Nightshades and Health Conditions

Some claim that nightshade vegetables contribute to inflammation and therefore are not suitable for people with conditions such as arthritis, lupus and cancer.

However, there is no evidence backed by scientific research that shows an association between normal levels of nightshade consumption and inflammation.

In fact, some ingredients in nightshades may actually benefit inflammation.

Carotenoids are a nutrient in tomatoes and peppers, and anthocyanins are a nutrient found in eggplant. Both of these are antioxidants and actually protect cells against inflammation in the body.

The Arthritis Foundation says that nightshades can be a valuable part of the diet for people with arthritis. However, people who experience pain from nightshades should eliminate them from their diet, then reintroduce them and monitor for symptoms.

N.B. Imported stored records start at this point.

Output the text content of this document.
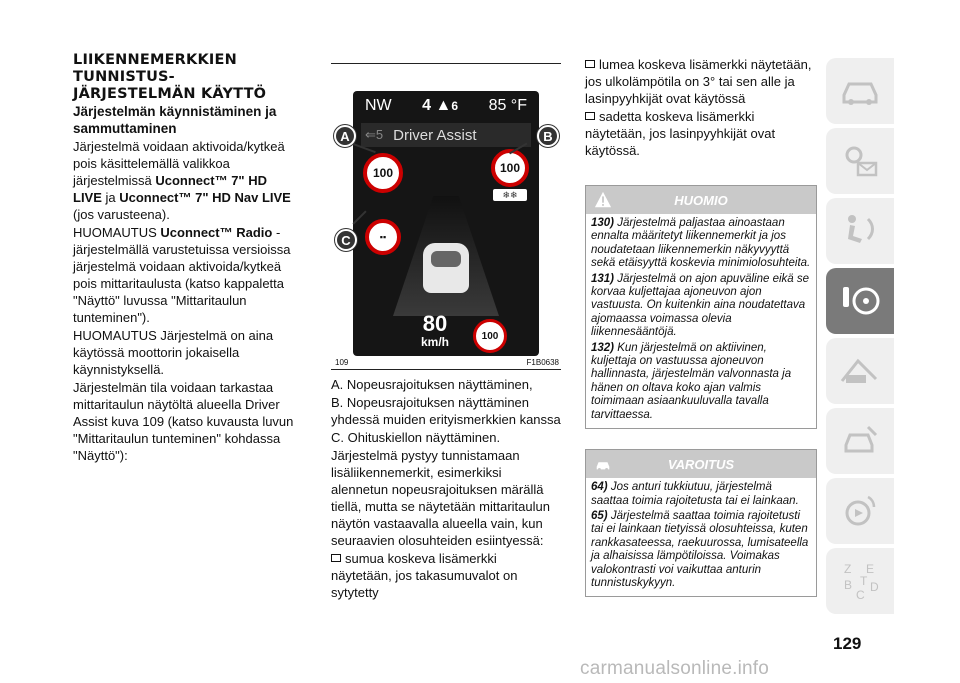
LIIKENNEMERKKIEN
TUNNISTUS-
JÄRJESTELMÄN KÄYTTÖ
Järjestelmän käynnistäminen ja sammuttaminen
Järjestelmä voidaan aktivoida/kytkeä pois käsittelemällä valikkoa järjestelmissä Uconnect™ 7" HD LIVE ja Uconnect™ 7" HD Nav LIVE (jos varusteena).
HUOMAUTUS Uconnect™ Radio -järjestelmällä varustetuissa versioissa järjestelmä voidaan aktivoida/kytkeä pois mittaritaulusta (katso kappaletta "Näyttö" luvussa "Mittaritaulun tunteminen").
HUOMAUTUS Järjestelmä on aina käytössä moottorin jokaisella käynnistyksellä.
Järjestelmän tila voidaan tarkastaa mittaritaulun näytöltä alueella Driver Assist kuva 109 (katso kuvausta luvun "Mittaritaulun tunteminen" kohdassa "Näyttö"):
NW 4 ▲6 85 °F
⇐5 Driver Assist
100	100
❄❄
▪▪
80
km/h	100
A	B
C
109	F1B0638
A. Nopeusrajoituksen näyttäminen,
B. Nopeusrajoituksen näyttäminen yhdessä muiden erityismerkkien kanssa
C. Ohituskiellon näyttäminen.
Järjestelmä pystyy tunnistamaan lisäliikennemerkit, esimerkiksi alennetun nopeusrajoituksen märällä tiellä, mutta se näytetään mittaritaulun näytön vastaavalla alueella vain, kun seuraavien olosuhteiden esiintyessä:
sumua koskeva lisämerkki näytetään, jos takasumuvalot on sytytetty
lumea koskeva lisämerkki näytetään, jos ulkolämpötila on 3° tai sen alle ja lasinpyyhkijät ovat käytössä
sadetta koskeva lisämerkki näytetään, jos lasinpyyhkijät ovat käytössä.
HUOMIO
130) Järjestelmä paljastaa ainoastaan ennalta määritetyt liikennemerkit ja jos noudatetaan liikennemerkin näkyvyyttä sekä etäisyyttä koskevia minimiolosuhteita.
131) Järjestelmä on ajon apuväline eikä se korvaa kuljettajaa ajoneuvon ajon vastuusta. On kuitenkin aina noudatettava ajomaassa voimassa olevia liikennesääntöjä.
132) Kun järjestelmä on aktiivinen, kuljettaja on vastuussa ajoneuvon hallinnasta, järjestelmän valvonnasta ja hänen on oltava koko ajan valmis toimimaan asiaankuuluvalla tavalla tarvittaessa.
VAROITUS
64) Jos anturi tukkiutuu, järjestelmä saattaa toimia rajoitetusta tai ei lainkaan.
65) Järjestelmä saattaa toimia rajoitetusti tai ei lainkaan tietyissä olosuhteissa, kuten rankkasateessa, raekuurossa, lumisateella ja alhaisissa lämpötiloissa. Voimakas valokontrasti voi vaikuttaa anturin tunnistuskykyyn.
Z E
B
C
D
T
129
carmanualsonline.info
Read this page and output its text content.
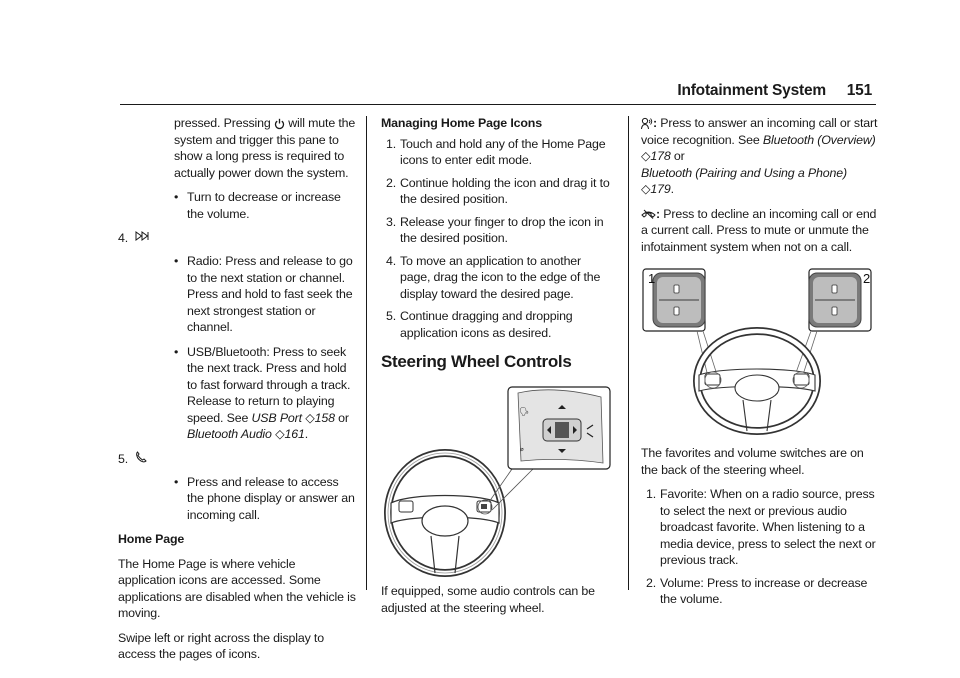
Infotainment System 151

pressed. Pressing will mute the system and trigger this pane to show a long press is required to actually power down the system.

• Turn to decrease or increase the volume.
4.
• Radio: Press and release to go to the next station or channel. Press and hold to fast seek the next strongest station or channel.
• USB/Bluetooth: Press to seek the next track. Press and hold to fast forward through a track. Release to return to playing speed. See USB Port ◇158 or
Bluetooth Audio ◇161.
5.
• Press and release to access the phone display or answer an incoming call.

Home Page

The Home Page is where vehicle application icons are accessed. Some applications are disabled when the vehicle is moving.

Swipe left or right across the display to access the pages of icons.

Managing Home Page Icons

1. Touch and hold any of the Home Page icons to enter edit mode.
2. Continue holding the icon and drag it to the desired position.
3. Release your finger to drop the icon in the desired position.
4. To move an application to another page, drag the icon to the edge of the display toward the desired page.
5. Continue dragging and dropping application icons as desired.
Steering Wheel Controls
🗣
⌀

If equipped, some audio controls can be adjusted at the steering wheel.

: Press to answer an incoming call or start voice recognition. See Bluetooth (Overview) ◇178 or
Bluetooth (Pairing and Using a Phone) ◇179.

: Press to decline an incoming call or end a current call. Press to mute or unmute the infotainment system when not on a call.

1	2

The favorites and volume switches are on the back of the steering wheel.

1. Favorite: When on a radio source, press to select the next or previous audio broadcast favorite. When listening to a media device, press to select the next or previous track.
2. Volume: Press to increase or decrease the volume.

List of Nightshade alternatives

Those who are sensitive or allergic to nightshades may want to try alternatives. These include:

  • Substitute cauliflower and sweet potatoes for white potatoes
  • Replace eggplant with mushrooms
  • Replace peppers with radishes, zucchini or celery
  • Replace carrots or beets with tomatoes
  • Replace ground white pepper or black pepper with spices like cayenne pepper, paprika and red pepper flakes

Adjusting to a Nightshade-Free Diet

Adjusting to a new diet can be difficult, but there are ways to make dining out and grocery shopping a little easier.

Eat outside

When eating out, people with food allergies can take certain steps to ensure they are safe.

These include:

  • Call ahead to ask about dish ingredients
  • Look at the menu in advance
  • Upon arrival, identify yourself to the manager and explain your allergy
  • Ask about cross-contamination
  • Inform your server of your needs or ask to speak directly to the chef
  • Always carry an EpiPen
  • Have a back-up plan in case restaurants can’t meet your needs
  • Consider returning to restaurants that have been understanding and helpful in the past

Grocery store

When grocery shopping, people with allergies or intolerances should avoid nightshade foods to which they react.

Know that there are many varieties of nightshades. For example, peppers are part of the nightshade family. Those who must avoid all nightshades should not eat bell peppers, chili peppers, or banana peppers.

People with intolerance or allergies should also be aware of nightshades in seasonings like paprika, chili powder, cayenne pepper, and curry powder.

It is important to read labels carefully. Nightshades can be hidden in certain ingredients such as “spices” or “natural flavors”. Potatoes can also be found in foods that contain “starch” as an ingredient.


Nightshades are a group of vegetables. Commonly eaten vegetables in the nightshade family include tomatoes, eggplant, white potatoes, and bell peppers. Some people may experience an intolerance or allergy to nightshades, but these are thought to be rare. Those who suspect they have a nightshade allergy should see an allergist for testing. Alternatives are available for those intolerant of nightshades.

A word from Verywell

Dealing with a food intolerance or allergy can be distressing. But you are not alone. If you experience uncomfortable symptoms, consider contacting a medical professional. If you suspect an allergy, it is important to get tested.

Frequently Asked Questions

  • Does nightshade tenderness cause stomach pain?

    A nightshade sensitivity or intolerance, like other food intolerances, can cause a number of symptoms, including stomach pain, diarrhea, and nausea.

  • What are good substitutes for a tomato allergy?

    People with a tomato allergy may want to try other vegetables in their meals. Possible choices are beets and carrots.

  • What effect do nightshades have on autoimmune diseases?

    Some people believe that nightshades can cause inflammation in the body and are not suitable for people with conditions such as lupus or arthritis. However, there is no scientific evidence to support this claim.

  • When should you stop eating nightshades?

    If you suspect you have nightshade intolerance, you can try eliminating them from your diet completely before reintroducing them one at a time to check for symptoms.

    However, if you think you are allergic to nightshades, you should stop eating them. Make an appointment with your health care provider as soon as possible.